Nothing that couldn't be in the English Wikipedia, except for the tedious repetitions and the extra double-brackets. The way I'd envision it, there would be meta-articles with titles like [[X]] was born on [[Y]] (and a redirect to that from [[]] was born on [[]]) that would contain, in a limited number of computer languages, ways of dealing with that information).

(For example, [[X]] was born on [[Y]] should contain much the same information as the birthdate of [[X]] was [[Y]], but should also contain computer code resulting in the above implying [[ [[Carl Friedrich Gauss]] was born in the [[18th century]] ]], and so on.)

Maybe more importantly, articles/programs like [[As of [[TIME]], [[STATEMENT]] ]] and [[According to [[SOURCE]], [[STATEMENT]] ]] would help tag the statements made, so users could choose which sources to trust.

How and where software should live that actually reads that information, and replaces the "categories" currently available in the Wikimedia software, is quite another issue. I'd imagine that the mvs client that already exists would be quite useful, but that Wikipedia would also want to run a client itself.

Just as an example for how useful this could be: Find the average population density of countries that are members of the EU and NATO members.

Doing that with the CR Wikipedia would be trivial: there are only some 200 articles that say, after mangling, [[As of [[Right Now]], [[X]] is a country]]. Even easier would be to look directly for NATO members (which are disjoint), or EU members, then restrict yourself further to those which are members of the other organisation, find total area and population, and there you go!

(As an aside: I think "templates" of the form used above would make sense even for the English-language Wikipedia, though whether considering them encyclopedic articles is another issue. For example, [[ 50 km ]] could be a template that results, for standard users, in "50 km", but would display as "31 miles" for users who have expressed a preference for that, or "50 kilometers" for users who have expressed a preference for explicit units.)

Ultimately, I could see this quite changing the way Wikipedia works: for example, when describing a territorial entity, instead of trying to describe its borders (which we don't, currently), we would just describe its subentities. Only for the smallest entities would we have to describe the borders.

"Wikistats"[edit]

This has a lot of overlap with the previous entry; but even if a computer-readable "language" wiki is vetoed (for which there are good reasons), or never happens, I'd like to see much more hard data on Wikipedia, and some way to make access to this data easier than having to read through an entire article.

This applies, in particular, to historic data, which is often available. Once you've got a dozen data points or so, you get a free plot, too, and can make interesting statements.
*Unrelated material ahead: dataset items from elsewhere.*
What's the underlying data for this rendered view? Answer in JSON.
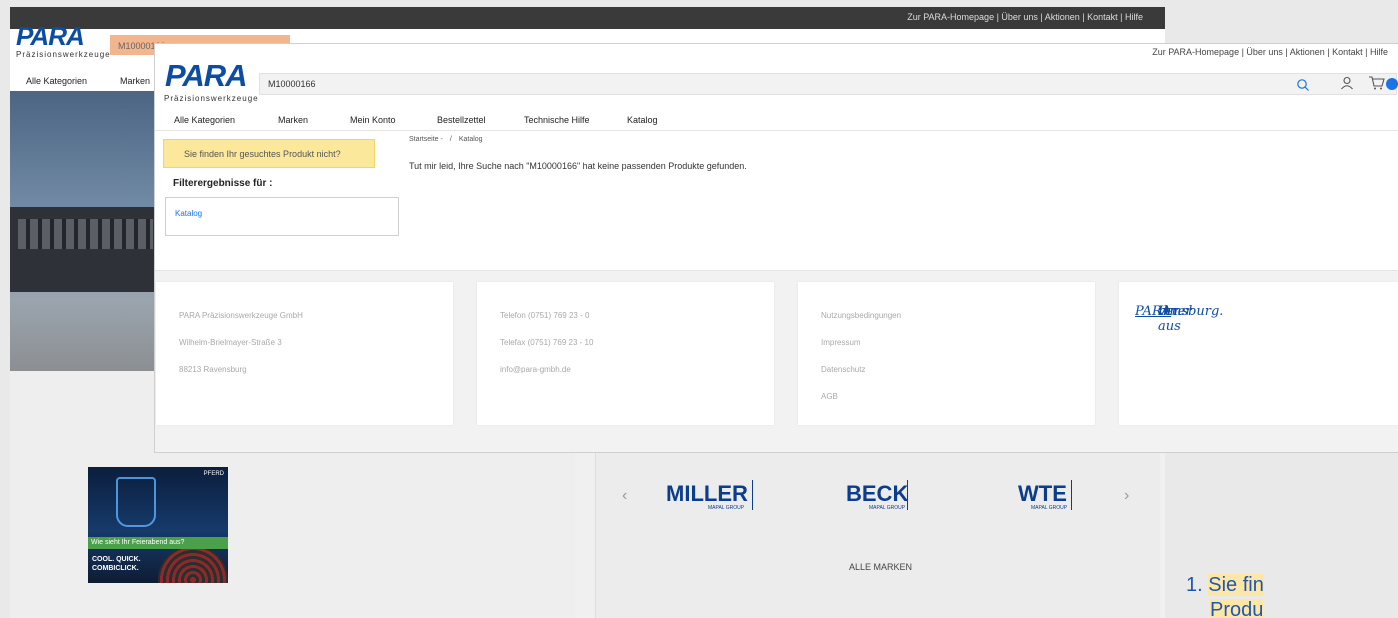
{
  "background_window": {
    "top_links": "Zur PARA-Homepage | Über uns | Aktionen | Kontakt | Hilfe",
    "logo": "PARA",
    "logo_sub": "Präzisionswerkzeuge",
    "search_value": "M10000166",
    "nav": [
      "Alle Kategorien",
      "Marken"
    ],
    "ad": {
      "brand": "PFERD",
      "tagline": "Wie sieht Ihr Feierabend aus?",
      "headline": "COOL. QUICK. COMBICLICK."
    },
    "brands": [
      {
        "name": "MILLER",
        "group": "MAPAL GROUP"
      },
      {
        "name": "BECK",
        "group": "MAPAL GROUP"
      },
      {
        "name": "WTE",
        "group": "MAPAL GROUP"
      }
    ],
    "all_brands_label": "ALLE MARKEN",
    "carousel_prev": "‹",
    "carousel_next": "›"
  },
  "foreground_window": {
    "top_links": "Zur PARA-Homepage | Über uns | Aktionen | Kontakt | Hilfe",
    "logo": "PARA",
    "logo_sub": "Präzisionswerkzeuge",
    "search": {
      "value": "M10000166"
    },
    "icons": {
      "search": "search-icon",
      "user": "user-icon",
      "cart": "cart-icon"
    },
    "nav": [
      "Alle Kategorien",
      "Marken",
      "Mein Konto",
      "Bestellzettel",
      "Technische Hilfe",
      "Katalog"
    ],
    "not_found_button": "Sie finden Ihr gesuchtes Produkt nicht?",
    "breadcrumb": [
      "Startseite -",
      "Katalog"
    ],
    "breadcrumb_sep": "/",
    "no_results_message": "Tut mir leid, Ihre Suche nach \"M10000166\" hat keine passenden Produkte gefunden.",
    "filter_title": "Filterergebnisse für :",
    "filter_items": [
      "Katalog"
    ],
    "footer": {
      "company": [
        "PARA Präzisionswerkzeuge GmbH",
        "Wilhelm-Brielmayer-Straße 3",
        "88213 Ravensburg"
      ],
      "contact": [
        "Telefon (0751) 769 23 - 0",
        "Telefax (0751) 769 23 - 10",
        "info@para-gmbh.de"
      ],
      "legal": [
        "Nutzungsbedingungen",
        "Impressum",
        "Datenschutz",
        "AGB"
      ],
      "slogan_parts": [
        "Ihr ",
        "PA",
        "rtner aus ",
        "RA",
        "vensburg."
      ]
    }
  },
  "slide_note": {
    "number": "1. ",
    "line1": "Sie fin",
    "line2": "Produ"
  }
}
Tell us what they did. Don't tell us where they're born.[edit]

Many biographical articles still start out with that typical encyclopedia formula:

"Magnus Gustaf Mittag-Leffler was a Swedish mathematician."

The first bit of information in that is Mittag-Leffler's nationality — something that's absolutely irrelevant to the rest of the article.

Of course, nationalities used to be a bit more relevant; people spent most of their lives in one country, and if they published, published in one language. Today, that's simply no longer the case, and unless we want articles of the form

"XY was a Colombian-born German who emigrated to the United States before retiring to France and Switzerland"

we should just stop making this the most prominent bit of information we include in biographies. Put it into the lead paragraph if necessary, but tell us what the person has a WP article for first.

As exceptions to this, I see two cases where the nationality is indeed the most important bit of information:

  • politicians who were born in, spent the majority of their lives in, were (and self-identified as) citizens of, and participated in the national politics of exactly one country. Those would accurately be described as "American politician", for example.
  • poets who wrote in exactly one language, simultaneously the national language of one (relevant) country, for which the same adjective is used in English, and who lived there, were (and self-identified as) citizens of that country. For those it would be accurate to write, say, "Swedish poet".

Note I'm not advocating removing this information, I merely want it to be moved back in the lead paragraph, and clarified where necessary.

I have no real hope of ever succeeding in this.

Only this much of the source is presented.